The study confirms the high prevalence of EVAs and FMD among SCAD patients. In previous large contemporary series, the prevalence of EVAs among individuals with SCAD ranged between 36% and 71.6%, while the prevalence of FMD was between 30.7% and 62.7%.6-10 As compared with a recent study from the Mayo Clinic,10 where extracoronary dissection was found in 12% of the patients and aneurysms in 16.5%, Wiligórska et al5 reported lower prevalence of dissection (5.5%) and higher prevalence of aneurysms (23.2%). Notably, the present cohort included relatively young patients (mean age, 44.6 [9.3] y), and 34.9% of them had hypertension. There were no significant differences in the prevalence of hypertension between the patients with and without FMD and those with and without EVAs.

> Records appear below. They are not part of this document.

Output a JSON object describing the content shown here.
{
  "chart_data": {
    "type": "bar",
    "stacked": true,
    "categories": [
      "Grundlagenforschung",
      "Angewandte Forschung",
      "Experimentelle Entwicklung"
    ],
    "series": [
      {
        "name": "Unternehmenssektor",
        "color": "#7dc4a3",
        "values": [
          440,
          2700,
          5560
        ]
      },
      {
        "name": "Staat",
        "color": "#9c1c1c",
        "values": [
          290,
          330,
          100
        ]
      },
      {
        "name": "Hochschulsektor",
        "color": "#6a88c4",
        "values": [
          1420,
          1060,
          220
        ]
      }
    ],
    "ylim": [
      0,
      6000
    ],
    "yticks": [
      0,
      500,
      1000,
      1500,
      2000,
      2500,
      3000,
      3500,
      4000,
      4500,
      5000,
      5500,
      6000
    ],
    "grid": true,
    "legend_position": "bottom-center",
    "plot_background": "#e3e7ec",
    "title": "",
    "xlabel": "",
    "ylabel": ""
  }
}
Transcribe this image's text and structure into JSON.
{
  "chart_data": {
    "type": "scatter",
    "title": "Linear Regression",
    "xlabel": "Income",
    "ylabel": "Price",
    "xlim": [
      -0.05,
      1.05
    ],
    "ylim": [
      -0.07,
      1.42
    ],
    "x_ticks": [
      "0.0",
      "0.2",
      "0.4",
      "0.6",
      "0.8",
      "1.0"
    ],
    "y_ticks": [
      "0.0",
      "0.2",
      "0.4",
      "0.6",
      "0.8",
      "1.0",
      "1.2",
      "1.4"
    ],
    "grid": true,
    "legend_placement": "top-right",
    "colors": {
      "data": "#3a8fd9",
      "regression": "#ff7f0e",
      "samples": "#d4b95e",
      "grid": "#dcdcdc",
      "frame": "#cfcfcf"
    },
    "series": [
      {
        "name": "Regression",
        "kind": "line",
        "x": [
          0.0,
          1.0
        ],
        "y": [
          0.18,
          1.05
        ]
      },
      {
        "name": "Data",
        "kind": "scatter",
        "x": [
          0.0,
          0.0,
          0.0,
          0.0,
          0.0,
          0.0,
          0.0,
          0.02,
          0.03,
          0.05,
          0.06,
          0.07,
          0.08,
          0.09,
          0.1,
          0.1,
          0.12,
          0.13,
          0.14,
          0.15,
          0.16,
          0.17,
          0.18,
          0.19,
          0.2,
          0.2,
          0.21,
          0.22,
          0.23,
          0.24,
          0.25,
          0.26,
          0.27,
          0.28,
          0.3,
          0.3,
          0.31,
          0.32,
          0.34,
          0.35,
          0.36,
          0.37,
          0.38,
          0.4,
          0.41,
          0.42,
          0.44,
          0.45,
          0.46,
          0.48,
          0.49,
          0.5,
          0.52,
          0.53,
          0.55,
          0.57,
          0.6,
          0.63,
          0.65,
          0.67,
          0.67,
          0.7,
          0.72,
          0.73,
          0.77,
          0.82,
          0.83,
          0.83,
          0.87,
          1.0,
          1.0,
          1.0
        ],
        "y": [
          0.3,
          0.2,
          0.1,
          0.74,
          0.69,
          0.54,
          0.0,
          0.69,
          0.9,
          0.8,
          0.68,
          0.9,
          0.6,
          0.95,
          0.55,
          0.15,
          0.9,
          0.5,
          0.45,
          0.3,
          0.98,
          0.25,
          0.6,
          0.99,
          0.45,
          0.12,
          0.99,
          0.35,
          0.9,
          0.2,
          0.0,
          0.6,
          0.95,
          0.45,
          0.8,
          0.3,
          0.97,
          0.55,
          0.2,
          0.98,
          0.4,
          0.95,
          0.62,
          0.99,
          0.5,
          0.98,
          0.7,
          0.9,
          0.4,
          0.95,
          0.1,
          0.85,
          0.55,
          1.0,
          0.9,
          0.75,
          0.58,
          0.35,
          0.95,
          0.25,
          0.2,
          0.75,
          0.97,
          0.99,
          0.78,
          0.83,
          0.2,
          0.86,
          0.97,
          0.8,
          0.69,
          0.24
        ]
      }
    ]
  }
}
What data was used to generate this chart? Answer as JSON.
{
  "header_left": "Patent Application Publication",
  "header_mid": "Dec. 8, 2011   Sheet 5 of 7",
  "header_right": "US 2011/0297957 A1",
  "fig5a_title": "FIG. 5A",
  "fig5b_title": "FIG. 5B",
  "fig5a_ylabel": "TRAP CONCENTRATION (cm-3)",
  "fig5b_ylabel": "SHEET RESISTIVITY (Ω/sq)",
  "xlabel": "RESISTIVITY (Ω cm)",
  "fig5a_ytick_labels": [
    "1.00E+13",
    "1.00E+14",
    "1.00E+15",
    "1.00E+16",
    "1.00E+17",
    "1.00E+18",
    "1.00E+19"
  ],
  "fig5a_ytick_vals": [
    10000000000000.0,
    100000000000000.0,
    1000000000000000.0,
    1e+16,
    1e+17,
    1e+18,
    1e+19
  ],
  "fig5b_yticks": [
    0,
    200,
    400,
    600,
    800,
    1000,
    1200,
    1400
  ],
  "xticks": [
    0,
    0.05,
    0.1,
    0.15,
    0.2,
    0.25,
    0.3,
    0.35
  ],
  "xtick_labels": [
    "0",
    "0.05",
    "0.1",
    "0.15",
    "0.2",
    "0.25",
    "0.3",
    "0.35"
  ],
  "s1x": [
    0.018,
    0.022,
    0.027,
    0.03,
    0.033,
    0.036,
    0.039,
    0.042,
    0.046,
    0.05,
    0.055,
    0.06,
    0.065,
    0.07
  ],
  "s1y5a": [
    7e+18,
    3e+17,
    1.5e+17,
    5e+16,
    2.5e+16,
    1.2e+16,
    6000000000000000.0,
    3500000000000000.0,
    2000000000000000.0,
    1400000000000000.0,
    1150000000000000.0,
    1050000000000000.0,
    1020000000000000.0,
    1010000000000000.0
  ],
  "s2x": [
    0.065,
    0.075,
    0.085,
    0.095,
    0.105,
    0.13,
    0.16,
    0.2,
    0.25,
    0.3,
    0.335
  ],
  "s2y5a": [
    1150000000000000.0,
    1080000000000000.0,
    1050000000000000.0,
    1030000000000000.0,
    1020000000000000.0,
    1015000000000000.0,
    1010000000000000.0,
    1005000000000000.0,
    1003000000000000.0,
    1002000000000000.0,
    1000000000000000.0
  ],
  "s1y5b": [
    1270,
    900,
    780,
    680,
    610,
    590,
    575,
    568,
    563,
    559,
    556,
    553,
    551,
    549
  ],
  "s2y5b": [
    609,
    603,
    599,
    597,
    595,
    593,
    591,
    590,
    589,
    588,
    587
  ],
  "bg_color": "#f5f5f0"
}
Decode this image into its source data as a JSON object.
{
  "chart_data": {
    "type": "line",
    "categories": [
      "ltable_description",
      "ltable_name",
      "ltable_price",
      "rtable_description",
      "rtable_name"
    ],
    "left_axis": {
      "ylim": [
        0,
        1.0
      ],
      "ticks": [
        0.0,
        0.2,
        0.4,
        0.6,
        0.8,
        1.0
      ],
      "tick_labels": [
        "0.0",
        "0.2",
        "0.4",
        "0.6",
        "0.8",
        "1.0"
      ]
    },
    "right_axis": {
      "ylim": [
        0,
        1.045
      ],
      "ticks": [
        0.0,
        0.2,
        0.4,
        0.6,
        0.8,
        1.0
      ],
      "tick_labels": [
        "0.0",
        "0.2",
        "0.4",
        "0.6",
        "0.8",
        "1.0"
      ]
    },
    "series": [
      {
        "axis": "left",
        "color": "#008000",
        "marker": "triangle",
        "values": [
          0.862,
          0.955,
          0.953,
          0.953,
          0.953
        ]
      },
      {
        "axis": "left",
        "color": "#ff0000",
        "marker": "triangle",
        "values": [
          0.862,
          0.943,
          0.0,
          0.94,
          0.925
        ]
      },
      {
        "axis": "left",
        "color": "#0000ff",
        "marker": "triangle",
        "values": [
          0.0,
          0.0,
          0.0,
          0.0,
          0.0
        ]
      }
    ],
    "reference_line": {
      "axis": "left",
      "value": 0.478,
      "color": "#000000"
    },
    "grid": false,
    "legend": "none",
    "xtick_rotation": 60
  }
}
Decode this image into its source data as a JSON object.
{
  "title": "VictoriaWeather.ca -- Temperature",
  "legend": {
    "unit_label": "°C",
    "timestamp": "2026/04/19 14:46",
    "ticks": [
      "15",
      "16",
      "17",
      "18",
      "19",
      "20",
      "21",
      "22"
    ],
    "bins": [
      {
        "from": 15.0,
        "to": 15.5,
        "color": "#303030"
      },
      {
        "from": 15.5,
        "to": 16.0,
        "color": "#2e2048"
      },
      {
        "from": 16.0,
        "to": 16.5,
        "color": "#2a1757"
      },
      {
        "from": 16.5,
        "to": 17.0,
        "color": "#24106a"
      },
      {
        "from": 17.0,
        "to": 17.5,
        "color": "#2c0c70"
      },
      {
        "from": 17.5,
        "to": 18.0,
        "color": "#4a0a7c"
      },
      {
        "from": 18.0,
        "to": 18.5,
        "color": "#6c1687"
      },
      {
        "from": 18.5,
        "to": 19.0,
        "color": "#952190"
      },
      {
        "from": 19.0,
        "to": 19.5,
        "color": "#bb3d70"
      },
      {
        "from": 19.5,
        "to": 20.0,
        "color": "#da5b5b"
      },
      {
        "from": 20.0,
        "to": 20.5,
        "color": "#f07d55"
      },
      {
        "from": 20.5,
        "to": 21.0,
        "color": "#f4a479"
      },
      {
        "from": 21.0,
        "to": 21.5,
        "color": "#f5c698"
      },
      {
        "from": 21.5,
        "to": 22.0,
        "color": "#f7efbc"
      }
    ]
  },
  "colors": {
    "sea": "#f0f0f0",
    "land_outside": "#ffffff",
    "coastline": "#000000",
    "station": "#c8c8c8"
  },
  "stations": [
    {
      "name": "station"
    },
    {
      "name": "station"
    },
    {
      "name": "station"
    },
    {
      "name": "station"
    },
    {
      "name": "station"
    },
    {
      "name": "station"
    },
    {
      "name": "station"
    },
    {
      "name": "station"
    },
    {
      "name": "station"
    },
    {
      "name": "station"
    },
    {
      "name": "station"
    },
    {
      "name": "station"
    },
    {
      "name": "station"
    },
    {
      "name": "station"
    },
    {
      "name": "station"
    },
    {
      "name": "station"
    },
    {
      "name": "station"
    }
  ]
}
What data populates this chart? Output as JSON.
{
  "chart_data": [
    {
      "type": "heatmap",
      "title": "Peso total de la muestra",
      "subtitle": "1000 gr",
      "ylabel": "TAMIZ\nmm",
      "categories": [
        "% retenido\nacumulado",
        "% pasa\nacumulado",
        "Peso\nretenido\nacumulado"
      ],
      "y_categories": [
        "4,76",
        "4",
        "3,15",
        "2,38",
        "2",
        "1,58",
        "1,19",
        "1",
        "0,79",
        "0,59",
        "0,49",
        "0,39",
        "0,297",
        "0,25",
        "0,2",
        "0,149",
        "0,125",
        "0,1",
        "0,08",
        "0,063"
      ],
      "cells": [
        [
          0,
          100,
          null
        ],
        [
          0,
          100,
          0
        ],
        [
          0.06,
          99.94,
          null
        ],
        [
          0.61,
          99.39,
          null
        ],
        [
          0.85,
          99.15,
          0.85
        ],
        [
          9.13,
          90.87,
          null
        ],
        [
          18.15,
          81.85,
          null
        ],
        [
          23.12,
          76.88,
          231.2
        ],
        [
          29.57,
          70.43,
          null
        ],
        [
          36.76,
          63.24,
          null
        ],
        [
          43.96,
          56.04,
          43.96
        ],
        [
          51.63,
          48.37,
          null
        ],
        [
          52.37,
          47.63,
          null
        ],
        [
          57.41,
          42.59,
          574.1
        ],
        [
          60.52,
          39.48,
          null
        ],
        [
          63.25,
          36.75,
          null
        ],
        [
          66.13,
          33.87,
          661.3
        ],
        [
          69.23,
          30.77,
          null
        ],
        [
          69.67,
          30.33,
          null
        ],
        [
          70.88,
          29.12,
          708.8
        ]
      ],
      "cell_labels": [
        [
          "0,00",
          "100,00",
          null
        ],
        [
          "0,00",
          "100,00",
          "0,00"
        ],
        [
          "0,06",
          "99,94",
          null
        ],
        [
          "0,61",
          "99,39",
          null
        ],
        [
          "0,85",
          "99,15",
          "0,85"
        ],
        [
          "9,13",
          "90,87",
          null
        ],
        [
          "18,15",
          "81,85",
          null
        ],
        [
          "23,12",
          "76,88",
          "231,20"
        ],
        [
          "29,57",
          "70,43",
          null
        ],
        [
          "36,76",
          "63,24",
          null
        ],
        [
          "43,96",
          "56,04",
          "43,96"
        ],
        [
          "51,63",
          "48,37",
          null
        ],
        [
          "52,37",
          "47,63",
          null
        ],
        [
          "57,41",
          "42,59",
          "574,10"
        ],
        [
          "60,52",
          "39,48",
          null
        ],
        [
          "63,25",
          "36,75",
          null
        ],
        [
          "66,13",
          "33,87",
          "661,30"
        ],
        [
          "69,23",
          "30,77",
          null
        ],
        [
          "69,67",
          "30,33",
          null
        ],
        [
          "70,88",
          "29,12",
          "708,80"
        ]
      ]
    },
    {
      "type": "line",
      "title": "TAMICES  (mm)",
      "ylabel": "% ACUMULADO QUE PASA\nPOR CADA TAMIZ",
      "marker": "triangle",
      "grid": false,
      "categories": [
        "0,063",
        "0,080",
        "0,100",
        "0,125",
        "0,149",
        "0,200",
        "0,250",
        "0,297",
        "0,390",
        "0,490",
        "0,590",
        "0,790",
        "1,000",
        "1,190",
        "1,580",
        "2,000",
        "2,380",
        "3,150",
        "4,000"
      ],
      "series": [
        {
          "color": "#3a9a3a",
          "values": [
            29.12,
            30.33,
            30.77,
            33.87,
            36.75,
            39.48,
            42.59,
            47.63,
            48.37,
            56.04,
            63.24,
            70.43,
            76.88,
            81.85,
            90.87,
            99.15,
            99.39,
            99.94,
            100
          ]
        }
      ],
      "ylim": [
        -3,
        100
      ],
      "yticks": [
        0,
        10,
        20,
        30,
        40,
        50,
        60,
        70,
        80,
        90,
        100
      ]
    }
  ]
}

The authors report several interesting observations. Firstly, pregnancy‑associated SCAD (P‑SCAD) occurred more commonly in the patients with FMD than in those without FMD (17.6% vs 4.2%; odds ratio, 4.9; 95% CI, 1.2–21.1; P = 0.04). This is in contrast to the findings of Tweet et al,11 who reported that the individuals with P‑SCAD were less likely to have a diagnosis of FMD and EVA than those with non–pregnancy‑associated SCAD. It has been postulated that the drastic hormonal and hemodynamic shifts that occur during pregnancy and postpartum can lead to dissection even among women without an underlying arteriopathy, which is not supported by the findings of Wiligórska et al.5 Of note, the present study included only 9 patients with P‑SCAD. Secondly, cervical dissection was only seen in 5.5% of the population, while migraine, a hallmark symptom of cerebrovascular FMD, was reported in 58.5% of the patients with cervical FMD. This finding is in contrast to prior observations that patients with SCAD and migraines more often experience aneurysms, pseudoaneurysms, and dissections.12 While genetic analysis was not performed in the given study, it would be interesting to determine whether the patients with SCAD and migraine carried the PHACTR1 single nucleotide polymorphism, a genetic susceptibility locus for FMD that is also associated with SCAD, cervical artery dissection, hypertension, and migraines.1
Whole genome sequencing in a predominantly female population of SCAD patients has identified associations with extracellular matrix protein–encoding ADAMTS‑like protein 4, fibrillar collagens, such as COL3A, and FBN1, which are implicated in ectopia lentis, vascular Ehlers–Danlos syndrome, and Marfan syndrome, respectively.13,14 However, as compared with FMD, heritable connective tissue disorders with a monogenic basis, such as Marfan syndrome or Ehlers–Danlos syndrome, are much less commonly observed and are only diagnosed in less than 5% of all patients with SCAD.15 Therefore, genetic testing of all patients with SCAD is low‑yield without high clinical suspicion based on a compatible syndrome, and routine testing is not recommended.2,3 The current study echoes findings from other series, 5-7,9,10 which showed an excess of EVAs that could not be explained by FMD alone. This raises the question of whether performing genetic testing among this enriched population of patients with SCAD and EVAs would be high‑yield in identifying genes associated with SCAD and arteriopathy, and shed further light on our understanding of SCAD pathophysiology.